Tokenization is the process of taking text (such as a sentence) and breaking it into individual terms (usually words) on the basis of delimiter.
Use-Case
User wants to extract the hashtags from the twitter feeds.User would tokenize the words based on space and then can identify the words that start with hashtags
Input source:
topic
sentence
cask
cask is #data application #platform
Tokenizer:
User wants to tokenize the sentence data using “” as a pattern
Output:
words
[cask,is,#data,application,#platform]
User Stories
As a Hydrator user,I want to tokenize the data in a column from source schema and output the tokens into output schema which will have a single column having tokenized data.

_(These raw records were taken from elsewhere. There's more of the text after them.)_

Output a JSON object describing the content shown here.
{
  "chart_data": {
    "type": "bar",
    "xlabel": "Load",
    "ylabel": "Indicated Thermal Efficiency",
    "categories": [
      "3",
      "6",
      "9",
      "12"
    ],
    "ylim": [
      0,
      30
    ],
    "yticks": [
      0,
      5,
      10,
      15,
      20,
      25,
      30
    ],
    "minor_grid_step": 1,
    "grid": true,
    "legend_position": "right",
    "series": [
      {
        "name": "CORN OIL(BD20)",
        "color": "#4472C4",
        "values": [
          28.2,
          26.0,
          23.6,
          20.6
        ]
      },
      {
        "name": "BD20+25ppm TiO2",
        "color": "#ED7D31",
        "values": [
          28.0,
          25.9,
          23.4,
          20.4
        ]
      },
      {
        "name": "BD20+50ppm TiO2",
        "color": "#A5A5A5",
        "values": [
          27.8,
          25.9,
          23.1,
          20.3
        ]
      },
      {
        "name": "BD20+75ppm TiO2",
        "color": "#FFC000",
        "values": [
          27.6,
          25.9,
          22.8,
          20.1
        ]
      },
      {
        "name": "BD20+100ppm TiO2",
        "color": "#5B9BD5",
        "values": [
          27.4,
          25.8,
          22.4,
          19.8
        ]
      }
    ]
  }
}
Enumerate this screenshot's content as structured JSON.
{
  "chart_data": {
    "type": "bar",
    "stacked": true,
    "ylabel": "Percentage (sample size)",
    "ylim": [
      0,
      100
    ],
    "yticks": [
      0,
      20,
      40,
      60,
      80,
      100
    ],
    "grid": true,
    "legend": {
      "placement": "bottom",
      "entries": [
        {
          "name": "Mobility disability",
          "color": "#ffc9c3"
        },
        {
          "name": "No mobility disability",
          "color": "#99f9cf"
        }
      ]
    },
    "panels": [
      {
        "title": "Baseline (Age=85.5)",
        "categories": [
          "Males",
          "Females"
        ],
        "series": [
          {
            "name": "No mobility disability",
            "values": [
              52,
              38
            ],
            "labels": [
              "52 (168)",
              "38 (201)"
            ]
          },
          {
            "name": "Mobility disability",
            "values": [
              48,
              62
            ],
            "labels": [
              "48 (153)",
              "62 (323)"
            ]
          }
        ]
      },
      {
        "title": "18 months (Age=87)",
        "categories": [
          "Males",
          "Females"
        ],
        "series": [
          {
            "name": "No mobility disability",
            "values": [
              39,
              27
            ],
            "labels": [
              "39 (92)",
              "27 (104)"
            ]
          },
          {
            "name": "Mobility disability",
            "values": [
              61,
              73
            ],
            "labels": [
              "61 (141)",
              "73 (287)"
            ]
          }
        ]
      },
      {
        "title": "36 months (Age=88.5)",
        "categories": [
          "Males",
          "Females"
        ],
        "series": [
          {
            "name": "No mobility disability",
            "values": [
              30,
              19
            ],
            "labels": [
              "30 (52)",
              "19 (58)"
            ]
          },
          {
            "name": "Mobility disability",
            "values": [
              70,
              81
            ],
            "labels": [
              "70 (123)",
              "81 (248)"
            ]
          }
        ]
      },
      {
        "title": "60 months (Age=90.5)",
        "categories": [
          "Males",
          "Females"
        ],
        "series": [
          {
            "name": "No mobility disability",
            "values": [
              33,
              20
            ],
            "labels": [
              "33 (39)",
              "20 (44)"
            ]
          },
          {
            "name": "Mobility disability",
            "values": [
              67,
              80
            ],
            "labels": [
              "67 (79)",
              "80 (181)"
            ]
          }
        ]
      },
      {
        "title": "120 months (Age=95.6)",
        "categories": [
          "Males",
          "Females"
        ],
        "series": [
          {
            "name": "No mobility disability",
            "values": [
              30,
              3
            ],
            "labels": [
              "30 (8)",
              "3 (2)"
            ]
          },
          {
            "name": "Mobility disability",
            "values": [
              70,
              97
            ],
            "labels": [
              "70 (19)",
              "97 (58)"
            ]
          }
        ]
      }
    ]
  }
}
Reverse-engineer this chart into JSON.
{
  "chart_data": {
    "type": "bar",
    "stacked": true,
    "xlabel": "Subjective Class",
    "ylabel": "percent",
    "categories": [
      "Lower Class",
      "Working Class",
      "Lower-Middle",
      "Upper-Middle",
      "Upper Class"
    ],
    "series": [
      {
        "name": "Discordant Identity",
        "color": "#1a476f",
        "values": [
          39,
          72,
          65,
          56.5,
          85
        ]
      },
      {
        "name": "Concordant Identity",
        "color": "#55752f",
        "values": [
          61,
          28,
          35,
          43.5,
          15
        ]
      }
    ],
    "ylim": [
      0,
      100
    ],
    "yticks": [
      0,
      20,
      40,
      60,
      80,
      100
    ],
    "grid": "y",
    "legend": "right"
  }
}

As a Hydrator user I want to have configuration for specifying the column name from input schema on which tokenization has to be performed.
As a Hydrator user I want to have configuration to specify the delimiter which could be used for tokenization.
As a Hydrator user I want to have configuration to specify output column name wherein tokenized data will be emitted.
Conditions
Source field ,to be tokenized,can be of only string type.
User can tokenize single column only from the source schema.
Output schema will have a single column of type string array.
Example
Input source:
topic
sentence
Java
Hello world / is the /basic application
HDFS
HDFS/ is a /file system
Spark
Spark /is engine for /bigdata processing
Tokenizer:
User wants to tokenize the sentence data using “/” as a delimiter
Mandatory inputs from user:
Column on which tokenization to be done:”sentence”
Delimiter for tokenization:”/”
Output column name for tokenized data:”words”
Tokenizer plugin will tokenize “sentence” data from input source and put tokenized data in “words” in output.
Output:
words
[hello world, is the, basic application]
[hdfs, is a ,file system]
[spark ,is engine for ,bigdata processing]
Design
This is a sparkcompute type of plugin and is meant to work with Spark only.
Properties:
columnToBeTokenized :Column name on which tokenization is to be done
delimiter:Delimiter for tokenization
outputColumn:Output column name for tokenized data